Nezzie had carried Rydag to his bed, with tears in her eyes, after he had signed his first silent word. Everyone else took it as a signal that the storytellings were over and moved to their own hearths. Ayla used the opportunity to slip away. Pulling her parka, a hooded outer fur tunic, over her head, she went outside.
Whinney recognized her and nickered softly. Feeling her way in the dark, guided by the mare's snorting and blowing, Ayla found the horse.

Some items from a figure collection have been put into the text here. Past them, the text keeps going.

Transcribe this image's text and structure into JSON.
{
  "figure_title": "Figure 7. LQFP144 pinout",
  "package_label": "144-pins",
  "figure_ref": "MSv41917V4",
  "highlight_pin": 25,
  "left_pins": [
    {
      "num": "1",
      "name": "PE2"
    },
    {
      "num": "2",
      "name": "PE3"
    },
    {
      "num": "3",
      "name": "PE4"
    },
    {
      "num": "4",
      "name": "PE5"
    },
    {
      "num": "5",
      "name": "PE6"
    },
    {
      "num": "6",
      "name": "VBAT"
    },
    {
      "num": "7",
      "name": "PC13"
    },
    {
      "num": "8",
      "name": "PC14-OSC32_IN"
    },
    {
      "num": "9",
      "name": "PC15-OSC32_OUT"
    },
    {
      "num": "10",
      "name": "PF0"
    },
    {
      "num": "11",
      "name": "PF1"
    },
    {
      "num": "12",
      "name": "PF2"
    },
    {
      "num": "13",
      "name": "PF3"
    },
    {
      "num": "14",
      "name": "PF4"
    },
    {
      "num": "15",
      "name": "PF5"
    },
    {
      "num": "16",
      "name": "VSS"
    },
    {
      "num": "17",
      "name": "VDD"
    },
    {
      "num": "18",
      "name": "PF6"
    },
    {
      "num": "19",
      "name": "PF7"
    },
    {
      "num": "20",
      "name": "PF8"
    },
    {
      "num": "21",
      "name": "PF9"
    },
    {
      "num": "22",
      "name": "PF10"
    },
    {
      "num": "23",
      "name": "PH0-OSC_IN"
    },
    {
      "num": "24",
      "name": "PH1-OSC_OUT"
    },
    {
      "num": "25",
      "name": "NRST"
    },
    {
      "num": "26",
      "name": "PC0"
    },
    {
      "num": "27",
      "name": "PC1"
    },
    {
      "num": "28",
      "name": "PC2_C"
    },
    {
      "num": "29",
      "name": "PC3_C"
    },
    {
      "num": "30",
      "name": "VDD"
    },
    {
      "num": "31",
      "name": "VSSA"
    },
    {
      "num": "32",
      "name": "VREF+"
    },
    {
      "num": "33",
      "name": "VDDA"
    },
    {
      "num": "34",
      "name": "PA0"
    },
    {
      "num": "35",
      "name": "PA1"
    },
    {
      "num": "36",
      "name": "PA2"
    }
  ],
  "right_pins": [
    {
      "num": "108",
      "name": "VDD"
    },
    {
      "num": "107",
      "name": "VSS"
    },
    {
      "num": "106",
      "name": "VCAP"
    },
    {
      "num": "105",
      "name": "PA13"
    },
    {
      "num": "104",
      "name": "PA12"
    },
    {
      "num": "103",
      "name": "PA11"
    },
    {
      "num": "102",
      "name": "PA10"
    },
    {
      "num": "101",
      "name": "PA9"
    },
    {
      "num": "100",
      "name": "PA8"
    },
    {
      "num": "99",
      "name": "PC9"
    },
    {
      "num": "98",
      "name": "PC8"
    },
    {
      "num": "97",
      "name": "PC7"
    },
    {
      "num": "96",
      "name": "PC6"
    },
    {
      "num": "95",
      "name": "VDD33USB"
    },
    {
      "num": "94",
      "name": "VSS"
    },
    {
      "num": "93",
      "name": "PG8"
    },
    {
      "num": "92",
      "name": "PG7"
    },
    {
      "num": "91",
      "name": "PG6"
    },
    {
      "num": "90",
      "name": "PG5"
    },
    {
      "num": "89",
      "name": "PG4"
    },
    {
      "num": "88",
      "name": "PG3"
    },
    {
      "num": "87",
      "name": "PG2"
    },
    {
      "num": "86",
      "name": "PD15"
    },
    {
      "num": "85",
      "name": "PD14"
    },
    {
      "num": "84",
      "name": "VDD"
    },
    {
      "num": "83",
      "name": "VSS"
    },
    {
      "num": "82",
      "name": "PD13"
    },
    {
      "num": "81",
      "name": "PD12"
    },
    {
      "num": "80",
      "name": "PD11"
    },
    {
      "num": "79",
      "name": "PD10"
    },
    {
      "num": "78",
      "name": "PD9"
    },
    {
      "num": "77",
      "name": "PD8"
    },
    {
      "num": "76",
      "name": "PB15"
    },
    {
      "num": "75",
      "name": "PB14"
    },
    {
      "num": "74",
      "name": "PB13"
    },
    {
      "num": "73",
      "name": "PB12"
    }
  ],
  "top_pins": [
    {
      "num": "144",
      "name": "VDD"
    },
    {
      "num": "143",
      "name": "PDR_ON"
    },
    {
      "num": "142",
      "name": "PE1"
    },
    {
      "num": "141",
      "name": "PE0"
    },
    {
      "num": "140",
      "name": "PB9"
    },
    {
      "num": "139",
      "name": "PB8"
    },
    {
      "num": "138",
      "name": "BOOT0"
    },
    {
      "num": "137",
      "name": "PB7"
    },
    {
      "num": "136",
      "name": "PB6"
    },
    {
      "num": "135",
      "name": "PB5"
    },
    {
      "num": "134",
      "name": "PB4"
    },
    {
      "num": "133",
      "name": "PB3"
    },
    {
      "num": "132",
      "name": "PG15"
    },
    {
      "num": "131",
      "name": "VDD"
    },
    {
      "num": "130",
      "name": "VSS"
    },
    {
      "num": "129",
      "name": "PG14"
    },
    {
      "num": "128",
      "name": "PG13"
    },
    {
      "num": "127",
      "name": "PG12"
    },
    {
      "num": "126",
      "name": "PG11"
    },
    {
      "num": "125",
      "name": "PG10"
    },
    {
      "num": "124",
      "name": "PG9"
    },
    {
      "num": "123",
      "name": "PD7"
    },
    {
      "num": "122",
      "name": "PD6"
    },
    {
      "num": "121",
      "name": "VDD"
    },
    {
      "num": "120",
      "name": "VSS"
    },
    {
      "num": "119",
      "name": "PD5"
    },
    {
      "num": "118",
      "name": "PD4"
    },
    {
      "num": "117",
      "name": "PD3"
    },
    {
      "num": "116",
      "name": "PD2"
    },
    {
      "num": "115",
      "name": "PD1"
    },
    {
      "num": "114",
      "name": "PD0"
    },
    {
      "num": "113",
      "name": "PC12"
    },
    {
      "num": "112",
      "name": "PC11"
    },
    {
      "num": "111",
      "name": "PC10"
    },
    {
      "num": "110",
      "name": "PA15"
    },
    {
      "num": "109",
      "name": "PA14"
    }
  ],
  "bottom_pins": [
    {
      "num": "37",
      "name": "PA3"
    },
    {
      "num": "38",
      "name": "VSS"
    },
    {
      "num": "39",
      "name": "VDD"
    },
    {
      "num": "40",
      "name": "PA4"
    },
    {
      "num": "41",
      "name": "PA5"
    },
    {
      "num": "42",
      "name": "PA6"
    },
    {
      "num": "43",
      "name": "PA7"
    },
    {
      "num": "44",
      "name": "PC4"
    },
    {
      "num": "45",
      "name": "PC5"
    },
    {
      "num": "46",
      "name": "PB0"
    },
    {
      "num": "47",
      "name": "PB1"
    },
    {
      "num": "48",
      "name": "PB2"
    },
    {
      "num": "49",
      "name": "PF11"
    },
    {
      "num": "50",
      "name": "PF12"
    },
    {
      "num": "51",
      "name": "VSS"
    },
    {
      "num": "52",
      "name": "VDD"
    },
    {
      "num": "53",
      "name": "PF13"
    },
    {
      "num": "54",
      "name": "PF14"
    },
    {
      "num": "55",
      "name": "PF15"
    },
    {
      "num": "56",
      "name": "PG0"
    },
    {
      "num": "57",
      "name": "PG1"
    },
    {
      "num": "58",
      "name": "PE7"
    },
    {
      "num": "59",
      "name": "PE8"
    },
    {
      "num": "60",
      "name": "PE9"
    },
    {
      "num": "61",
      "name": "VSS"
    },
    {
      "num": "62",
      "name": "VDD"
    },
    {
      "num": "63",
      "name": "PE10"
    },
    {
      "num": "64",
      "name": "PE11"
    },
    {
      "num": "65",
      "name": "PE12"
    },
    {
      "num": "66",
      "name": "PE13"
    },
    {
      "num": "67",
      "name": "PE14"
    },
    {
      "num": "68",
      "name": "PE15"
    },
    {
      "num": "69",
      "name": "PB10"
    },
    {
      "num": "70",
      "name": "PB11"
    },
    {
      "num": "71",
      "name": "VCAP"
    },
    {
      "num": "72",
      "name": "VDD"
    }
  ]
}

"Is everything all right, Whinney? Are you comfortable? And Racer? Probably no more than I am," Ayla said, with thoughts as much as with the private language she used when she was with the horses. Whinney tossed her head, prancing delicately, then rested her head across the woman's shoulder as Ayla wrapped her arms around the shaggy neck and laid her forehead against the horse who had been her only companion for so long. Racer crowded in close and all three clung together for a moment of respite from all the unfamiliar experiences of the day.
After Ayla assured
herself that the horses were fine, she walked down to the edge of the river. It felt good to be out of the lodge, away from people. She took a deep breath. The night air was cold and dry. Sparks of static crackled through her hair as she pushed back her fur-lined hood, stretched her neck and looked up.
The new moon, avoiding the great companion that held it tethered, had turned its shining eye out upon the distant depths whose whirling lights tantalized with promises of boundless freedom, but offered only cosmic emptiness. High thin clouds cloaked the fainter stars, but only veiled the more determined with shimmering halos, and made the sooty black sky feel close and soft.
Ayla was in a turmoil, conflicting emotions pulling at her. These were the Others she had looked for. The kind she had been born to. She would have grown up with people like them, comfortable, at home, if it hadn't been for the earthquake. Instead she had been raised by the Clan. She knew Clan customs, but the ways of her own people were strange. Yet if it hadn't been for the Clan, she wouldn't have grown up at all. She couldn't go back to them, but she didn't feel that she belonged here, either.
These people were so noisy, and disorderly. Iza would have said they had no manners. Like that Frebec man, speaking out of turn, without asking permission, and then everyone yelling and talking at once. She thought Talut was a leader, but even he had to shout to make himself heard. Brun would never have had to shout. The only time she ever heard him shout was to warn someone of impending danger. Everyone in the clan kept the leader at a certain level of awareness; Brun had only to signal, and within heartbeats, he would have had everyone's attention.
She didn't like the way these people talked about the Clan, either, calling them flatheads and animals. Couldn't anyone see they were people, too? A little different, maybe, but people just the same. Nezzie knew it. In spite of what the rest said, she knew Rydag's mother was a woman, and the child to whom she gave birth only a baby. He's mixed, though, like my son, Ayla thought, and like Oda's little girl at the Clan Gathering. How could Rydag's mother have had a child of mixed spirits like that?